The Washington Post reports that the most powerful man in Washignton - Senator Manchin - who singlehandedly destroyed Biden's Build Back Better plan that passed in the House, presented a proposal to President Biden several days ago, before the negotiations fell apart, that totaled $1.8 trillion and consisted of universal pre-kindergarten, $500-600bn in climate-related subsidies, and expansion of ACA health insurance subsidies.
As Goldman's Alec Phillips writes, the report seems credible in light of CBO estimates that the cost of those policies would total around $1.7 trillion assuming that they all last for the full 10 years covered by the estimate.
What is notable about Sen. Manchin’s reported proposal is that it does not include an extension of the expanded child tax credit (CTC). This is not surprising, since Sen. Manchin has criticized the full refundability of the expanded CTC enacted earlier this year.
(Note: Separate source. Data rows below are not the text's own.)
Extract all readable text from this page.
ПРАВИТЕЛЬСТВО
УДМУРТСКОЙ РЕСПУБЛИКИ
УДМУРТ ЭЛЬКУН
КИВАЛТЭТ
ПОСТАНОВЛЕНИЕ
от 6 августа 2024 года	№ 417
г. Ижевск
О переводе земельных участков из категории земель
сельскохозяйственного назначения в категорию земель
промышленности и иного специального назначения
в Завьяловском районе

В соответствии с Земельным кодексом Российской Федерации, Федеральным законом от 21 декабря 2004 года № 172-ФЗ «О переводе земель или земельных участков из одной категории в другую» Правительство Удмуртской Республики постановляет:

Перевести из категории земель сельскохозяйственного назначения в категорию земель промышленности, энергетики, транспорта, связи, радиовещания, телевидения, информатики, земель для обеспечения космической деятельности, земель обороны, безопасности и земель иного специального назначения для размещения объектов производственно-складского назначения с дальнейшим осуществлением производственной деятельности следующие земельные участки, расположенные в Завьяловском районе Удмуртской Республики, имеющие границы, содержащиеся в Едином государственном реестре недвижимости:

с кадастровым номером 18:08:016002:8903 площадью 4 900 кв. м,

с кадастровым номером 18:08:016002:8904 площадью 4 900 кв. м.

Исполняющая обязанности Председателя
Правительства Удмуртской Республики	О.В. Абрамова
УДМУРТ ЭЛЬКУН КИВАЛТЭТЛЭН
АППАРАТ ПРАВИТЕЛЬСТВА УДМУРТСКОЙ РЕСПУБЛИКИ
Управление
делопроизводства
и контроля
Nevertheless, it highlights the obstacles to enacting an extension of the CTC - republicans seem unlikely to support extending the CTC in its current fully-refundable form, leaving a reconciliation bill as the only vehicle to extend the current version. However, Phillips writes that Manchin seems unlikely to support that. This might still leave the door open to a modified CTC - for example, keeping the higher dollar amounts ($3000/$3600 per child) but eliminating full refundability--but this would still cost well over $1 trillion, which would force congressional Democrats to choose between dropping child care/pre-k or climate provisions from the bill (assuming that the top line remains $1.75 trillion).
Instead, if the White House were to accept Manchin's proposal, the top-line figure of $1.8 trillion might look similar to the House-passed BBB but the effect in FY2022 would be much smaller. Specifically, the House bill would have increased spending (including tax credits) by roughly $200bn (0.9% of GDP) in FY2022, with the child tax credit extension accounting for the majority of this. By contrast, a package consisting of the House's provisions on child care, pre-k, ACA subsidies and green energy would total around $30bn in FY2022 (0.1% of GDP).
So while a fallback proposal can't be ruled out, even if it were to pass next year it might not have much of an effect on the fiscal impulse to growth if it omits an extension of the child tax credit.
Meanwhile, according to Politico, the two Joes - Manchin and Biden - spoke Sunday night after the blowup in negotiations around the president’s domestic agenda. According to the report, the conversation ended with a sense that negotiations would, in fact, resume around the Build Back Better Act in some form in the new year. The tone of conversation was cordial and it was agreed that they would speak again on legislative priorities.